Egypt Daily News – The Central Bank of Egypt (CBE) decided on Thursday, July 10, 2025, to keep its key interest rates unchanged, maintaining a cautious monetary policy stance amid signs of easing inflation and sustained economic recovery.
Following its scheduled meeting, the Monetary Policy Committee announced it would leave the overnight deposit rate at 24.00%, the overnight lending rate at 25.00%, and the main operation rate at 24.50%. The discount rate also remained unchanged at 24.50%.
The decision reflects a careful assessment of recent economic developments and future expectations, both locally and globally. On the international front, global growth projections have weakened since the start of the year due to ongoing uncertainty surrounding trade policies and the potential resurgence of geopolitical tensions.
In response, central banks in both advanced and emerging markets have adopted a more cautious approach, balancing inflation risks against fragile economic growth.
Commodity markets have also seen volatility. Oil prices have experienced sharp fluctuations driven by supply dynamics and projections of slowing global demand, while agricultural commodity prices have slightly declined, supported by favorable seasonal trends. Nevertheless, risks to inflation remain, particularly from geopolitical instability, disruptions in global trade policy, and climate-induced supply shocks.
Domestically, early indicators from the second quarter of 2025 show continued momentum in Egypt’s economic recovery. The real GDP is expected to grow at a rate close to the 4.8% recorded in the first quarter of 2025, a significant improvement from the 2.4% recorded during the same period in 2024.
The output gap is gradually narrowing, though it remains slightly negative, with expectations for full capacity utilization by the end of the fiscal year 2025/2026. As such, inflationary pressures from demand are expected to remain contained, supported by the current monetary policy stance.
Inflation data has shown encouraging signs. The annual headline inflation rate declined to 15.3% in Q2 2025 from 16.5% in Q1, continuing its downward trajectory. In June 2025, headline and core inflation dropped further to 14.9% and 11.4% respectively, largely driven by monthly deflation of 0.1% and 0.2%, mainly attributed to falling food prices and stable non-food inflation.
These favorable inflation trends have led to improved inflation expectations. The CBE anticipates that annual inflation will remain around current levels for the remainder of 2025, before gradually decreasing in 2026. This outlook depends on the evolution of non-food prices and fiscal policy measures, such as adjustments to regulated prices and their impact on domestic inflation.

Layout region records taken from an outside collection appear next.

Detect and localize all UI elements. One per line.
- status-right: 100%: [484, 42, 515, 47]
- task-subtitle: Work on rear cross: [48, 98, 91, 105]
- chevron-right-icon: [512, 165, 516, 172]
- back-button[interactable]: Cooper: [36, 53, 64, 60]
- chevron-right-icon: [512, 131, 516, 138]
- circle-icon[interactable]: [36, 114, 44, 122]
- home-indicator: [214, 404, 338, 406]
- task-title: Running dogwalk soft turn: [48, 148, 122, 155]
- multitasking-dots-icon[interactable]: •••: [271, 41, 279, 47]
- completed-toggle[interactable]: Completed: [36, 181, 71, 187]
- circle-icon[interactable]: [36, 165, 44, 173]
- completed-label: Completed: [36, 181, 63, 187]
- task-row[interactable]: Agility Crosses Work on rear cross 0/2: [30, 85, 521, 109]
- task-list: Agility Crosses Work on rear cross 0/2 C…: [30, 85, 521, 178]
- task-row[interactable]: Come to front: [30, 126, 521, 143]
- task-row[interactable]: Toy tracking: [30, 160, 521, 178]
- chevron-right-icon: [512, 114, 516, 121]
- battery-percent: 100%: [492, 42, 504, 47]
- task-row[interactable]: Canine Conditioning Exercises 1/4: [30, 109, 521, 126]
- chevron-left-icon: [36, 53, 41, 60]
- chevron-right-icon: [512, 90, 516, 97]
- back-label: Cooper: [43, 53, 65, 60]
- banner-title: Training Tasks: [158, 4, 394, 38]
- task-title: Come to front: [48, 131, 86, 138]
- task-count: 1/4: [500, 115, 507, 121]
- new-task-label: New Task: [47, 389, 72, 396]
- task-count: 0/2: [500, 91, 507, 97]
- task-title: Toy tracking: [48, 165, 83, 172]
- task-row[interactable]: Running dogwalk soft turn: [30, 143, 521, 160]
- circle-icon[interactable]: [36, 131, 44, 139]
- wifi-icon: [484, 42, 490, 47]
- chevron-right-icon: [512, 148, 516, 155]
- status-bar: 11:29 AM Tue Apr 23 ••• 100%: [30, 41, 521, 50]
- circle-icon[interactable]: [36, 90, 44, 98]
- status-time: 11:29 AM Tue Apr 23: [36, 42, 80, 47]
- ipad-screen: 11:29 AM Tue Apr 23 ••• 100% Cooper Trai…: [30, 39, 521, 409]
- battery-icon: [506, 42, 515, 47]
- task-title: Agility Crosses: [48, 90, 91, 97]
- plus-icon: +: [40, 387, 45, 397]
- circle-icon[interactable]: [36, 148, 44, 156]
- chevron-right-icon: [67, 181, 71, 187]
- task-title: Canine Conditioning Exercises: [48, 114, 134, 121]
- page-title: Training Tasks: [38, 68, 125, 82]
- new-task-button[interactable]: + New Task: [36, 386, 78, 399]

Despite the positive trend, the Committee signaled a preference to hold off on initiating a monetary easing cycle, allowing more time to assess the effects of recently announced legislative changes, including amendments to the value-added tax system.
In conclusion, the Committee deemed that holding interest rates steady supports the disinflation path and allows time to further evaluate incoming data. It reaffirmed its commitment to price stability and its readiness to act using all available tools to steer inflation toward the targeted rate of 7% ±2 percentage points on average by Q4 2026.
The Committee will continue to assess its policy decisions on a meeting-by-meeting basis, carefully weighing risks and developments in the domestic and global economic landscape.